Is Being an Externally Focused Church enough? Are We Doing What Jesus Said Matters Most?
Almost a decade into our church journey of being externally focused, the city of Longmont called me (Brian). They had a problem with one of the residents. The grass in her yard was five feet tall. They had sent the homeowner several letters asking her to take care of her yard, but to no avail. The city was at the point where they were going to have to send out city workers to take care of the yard. They didn’t want to do this and didn’t want to charge the homeowner, because it was going to be very expensive. So, in a last-ditch effort, they called LifeBridge. It is not uncommon for calls like this to come into our church from the city, the local schools, or other agencies. For years we had been getting into the stream of our community to serve. The city employee asked if we would take care of the woman’s yard for her. I said I would look at the situation and get back to her.
As I was driving up, I spotted the house from blocks away. They weren’t exaggerating. The grass was almost as tall as I. I knocked on the door and a woman in her young thirties answered. Standing next to her was a little girl. I learned that this woman had recently survived stage-four cancer, and she was taking care of the nine-year-old girl, who was in foster care. This woman was tearful and embarrassed about her yard, but she said her health prevented her from trying to take care of it.
My heart broke for her, and I was happy that our church was going to help her. I gathered a dozen people and they brought their own equipment. A few hours later we had the yard looking almost as good as new. We came back the next week to put down some mulch. We prayed for the homeowner, and we felt great about what we had done. I was proud of our people, and I was glad the city knew they could call us and count on us to take care of it. It was fun to pat ourselves on the back. Over the next year, I called the woman a couple of times to see how she was doing. After the second call, while I was silently congratulating myself, the Holy Spirit said: “This is nothing to be proud of. This should never have even happened.”

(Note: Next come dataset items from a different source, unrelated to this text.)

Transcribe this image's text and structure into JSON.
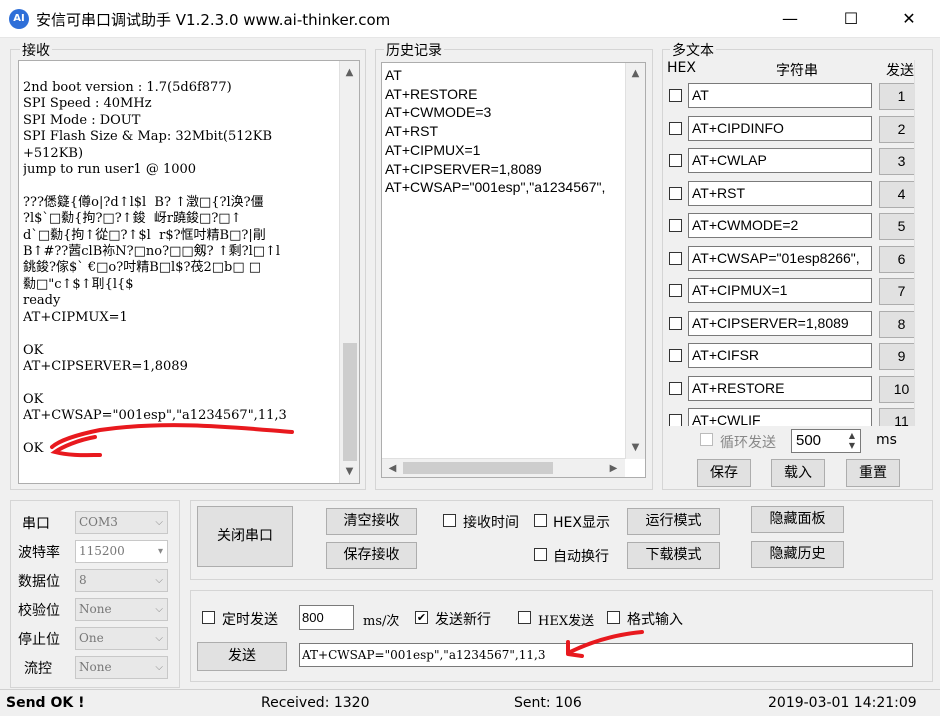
{
  "window": {
    "title": "安信可串口调试助手 V1.2.3.0    www.ai-thinker.com",
    "icon_text": "AI",
    "minimize": "—",
    "maximize": "☐",
    "close": "✕"
  },
  "receive": {
    "label": "接收",
    "text": "2nd boot version : 1.7(5d6f877)\nSPI Speed : 40MHz\nSPI Mode : DOUT\nSPI Flash Size & Map: 32Mbit(512KB\n+512KB)\njump to run user1 @ 1000\n\n???僁籎{僔o|?d↑l$l  B? ↑澂□{?l涣?僵\n?l$`□勬{拘?□?↑鋑  岈r蹺鋑□?□↑\nd`□勬{拘↑從□?↑$l  r$?恇吋精B□?|剈\nB↑#??蒏clB袮N?□no?□□剱? ↑剩?l□↑l\n銚鋑?傢$` €□o?吋精B□l$?茷2□b□ □\n勬□\"c↑$↑刵{l{$\nready\nAT+CIPMUX=1\n\nOK\nAT+CIPSERVER=1,8089\n\nOK\nAT+CWSAP=\"001esp\",\"a1234567\",11,3\n\nOK"
  },
  "history": {
    "label": "历史记录",
    "items": [
      "AT",
      "AT+RESTORE",
      "AT+CWMODE=3",
      "AT+RST",
      "AT+CIPMUX=1",
      "AT+CIPSERVER=1,8089",
      "AT+CWSAP=\"001esp\",\"a1234567\","
    ]
  },
  "multi": {
    "label": "多文本",
    "col_hex": "HEX",
    "col_string": "字符串",
    "col_send": "发送",
    "rows": [
      {
        "text": "AT",
        "num": "1"
      },
      {
        "text": "AT+CIPDINFO",
        "num": "2"
      },
      {
        "text": "AT+CWLAP",
        "num": "3"
      },
      {
        "text": "AT+RST",
        "num": "4"
      },
      {
        "text": "AT+CWMODE=2",
        "num": "5"
      },
      {
        "text": "AT+CWSAP=\"01esp8266\",",
        "num": "6"
      },
      {
        "text": "AT+CIPMUX=1",
        "num": "7"
      },
      {
        "text": "AT+CIPSERVER=1,8089",
        "num": "8"
      },
      {
        "text": "AT+CIFSR",
        "num": "9"
      },
      {
        "text": "AT+RESTORE",
        "num": "10"
      },
      {
        "text": "AT+CWLIF",
        "num": "11"
      }
    ],
    "loop_label": "循环发送",
    "loop_value": "500",
    "loop_unit": "ms",
    "save": "保存",
    "load": "载入",
    "reset": "重置"
  },
  "serial": {
    "port_label": "串口",
    "port_value": "COM3",
    "baud_label": "波特率",
    "baud_value": "115200",
    "databits_label": "数据位",
    "databits_value": "8",
    "parity_label": "校验位",
    "parity_value": "None",
    "stopbits_label": "停止位",
    "stopbits_value": "One",
    "flow_label": "流控",
    "flow_value": "None"
  },
  "controls": {
    "close_port": "关闭串口",
    "clear_recv": "清空接收",
    "save_recv": "保存接收",
    "recv_time": "接收时间",
    "hex_display": "HEX显示",
    "run_mode": "运行模式",
    "hide_panel": "隐藏面板",
    "auto_wrap": "自动换行",
    "download_mode": "下载模式",
    "hide_history": "隐藏历史"
  },
  "send": {
    "timed_send": "定时发送",
    "interval": "800",
    "interval_unit": "ms/次",
    "send_newline": "发送新行",
    "hex_send": "HEX发送",
    "format_input": "格式输入",
    "send_button": "发送",
    "input_value": "AT+CWSAP=\"001esp\",\"a1234567\",11,3"
  },
  "status": {
    "send_ok": "Send OK !",
    "received": "Received: 1320",
    "sent": "Sent: 106",
    "datetime": "2019-03-01 14:21:09"
  },
  "colors": {
    "annotation_red": "#e8191e",
    "accent": "#2f6fd8"
  }
}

I immediately knew the full meaning of this gentle rebuke by God. The woman’s grass should never have grown more than six inches tall. I started thinking how I would’ve done things differently if I’d received that phone call today. Each time I reviewed it, I made a little more progress. First, I wouldn’t just ask a dozen random people from our church. Instead, I would look to see who lived near her. We have several families within a couple blocks of her house. I would’ve called them and asked them to help me help their neighbor. Then I thought I would go even one better. I would ask them to help me, but I would also ask them to knock on their neighbors’ doors, no matter if they were Christian or not, and invite them to join them in helping this woman.
Truth is, if we, as a church, had done a better job of helping our people learn to love their neighbors, then I never would’ve even received a phone call from the city in the first place. At the very least, when her grass started to get a little too tall, somebody would’ve gone over and checked on her to see what was going on, and then they would’ve stepped in and started helping. Even better, what if the grass never grew more than an inch too tall because neighbors knew one another and knew the moment their neighbor was diagnosed with cancer? They would’ve stepped into action, taking care of her, praying for her, bringing her food, visiting her in the hospital, taking care of her yard, and helping to support her foster daughter.
For years our church was serving the community, but were we loving our neighbors? Were we doing the things Jesus said mattered most? Were we loving God and loving our neighbors as ourselves? Her neighbors didn’t know she was sick. The best they knew to do was to call the city and complain about her yard. They had failed at loving their neighbor as themselves. The more our leadership at LifeBridge thought, discussed, and dreamed about this, we realized this relational way of doing ministry proved that good neighbors are better than a good program. Having an external focus and serving our community was very good and now we needed to imbed the value of loving our literal neighbors into our DNA.